A New Zealand radiocarbon laboratory has helped establish the age of the earliest known bread found in Britain.

The Institute of Geological & Nuclear Sciences’ Rafter Radiocarbon Laboratory was one of two labs worldwide asked to date bread fragments discovered in an archaeological dig at Yarnton, Oxfordshire.

The other lab was Oxford University’s Radiocabon Unit which 10 years ago helped date the Shroud of Turin. The two labs came up with results within three years of each other – around 3500BC.

Looking a bit like a burnt muesli bar, the bread consists of a number of coarsely ground gains; only barley can be readily identified. The find sheds new light on the dietary habits of ancient Britons, who are thought to be among the first pastoralists in England. Previously the oldest surviving piece of British bread dated from around 1000BC.

Manager of the Rafter Laboratory, Rodger Sparks, said it was increasingly common for important achaeological finds to be subjected to multiple dating tests.

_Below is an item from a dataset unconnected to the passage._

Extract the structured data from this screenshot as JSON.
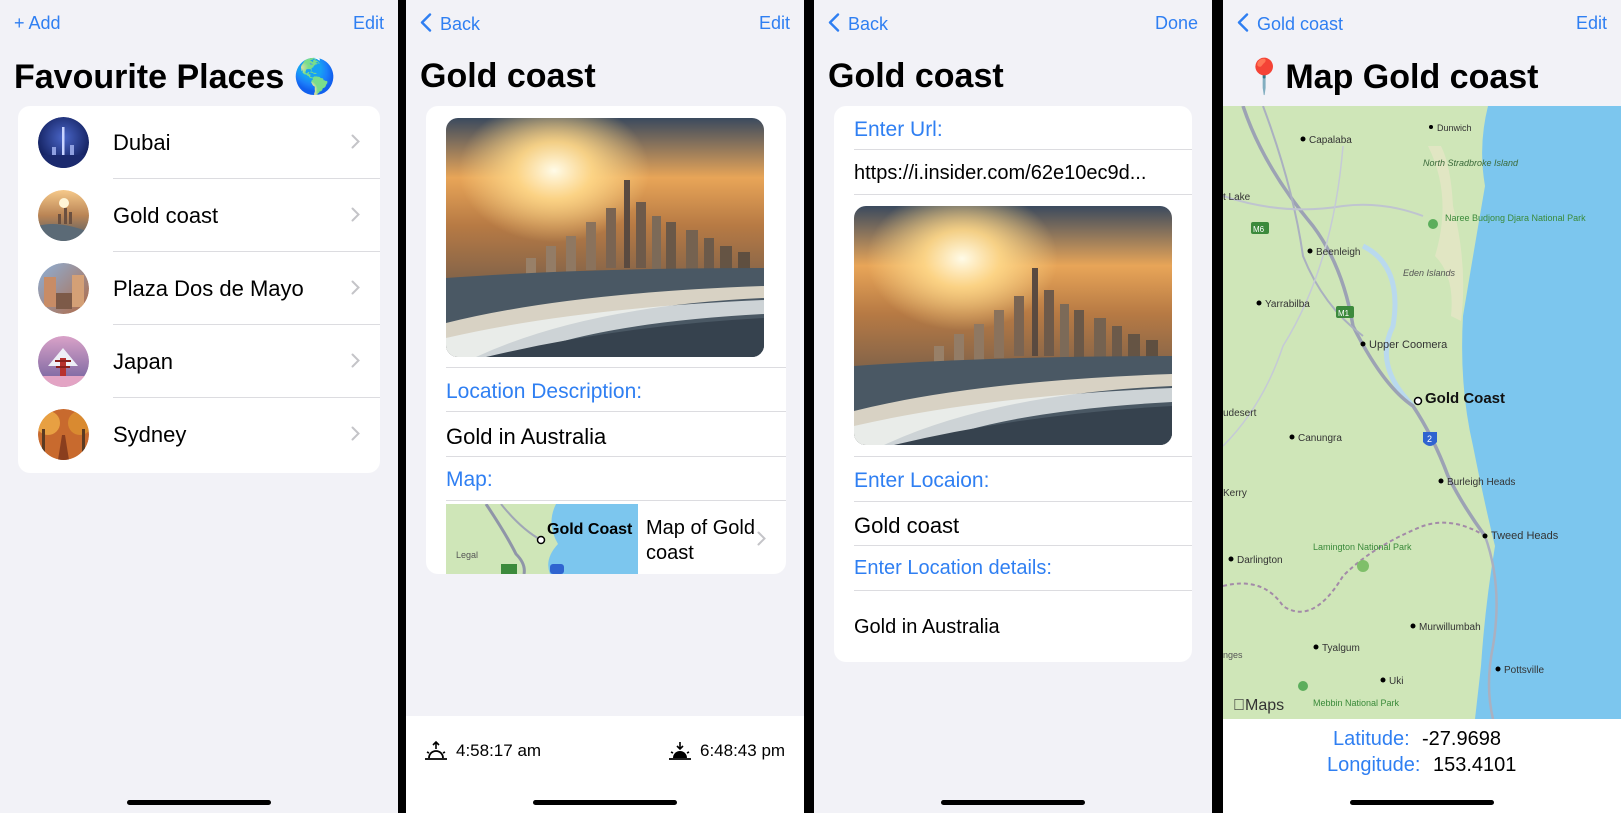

" That the Rafter Laboratory was asked to participate in the project is an indication of the international reputation that the laboratory is gaining for this sort of work."

Dr Sparks said the dating presented no special problems even though the sample sent from Britain was only 100 milligrams – several crumbs.

" The technology at the Rafter Laboratory is ideally suited to dating small fragments of precious artefacts. Laboratory staff have a proven track record in producing reliable results."

Alex Bayliss, Scientific Dating Co-ordinator of English Heritage which manages archaeological projects in Britain, said: " It is impressive that two laboratories on different sides of the globe produced radiocarbon dates of within three years of each other for something over 5000 years old."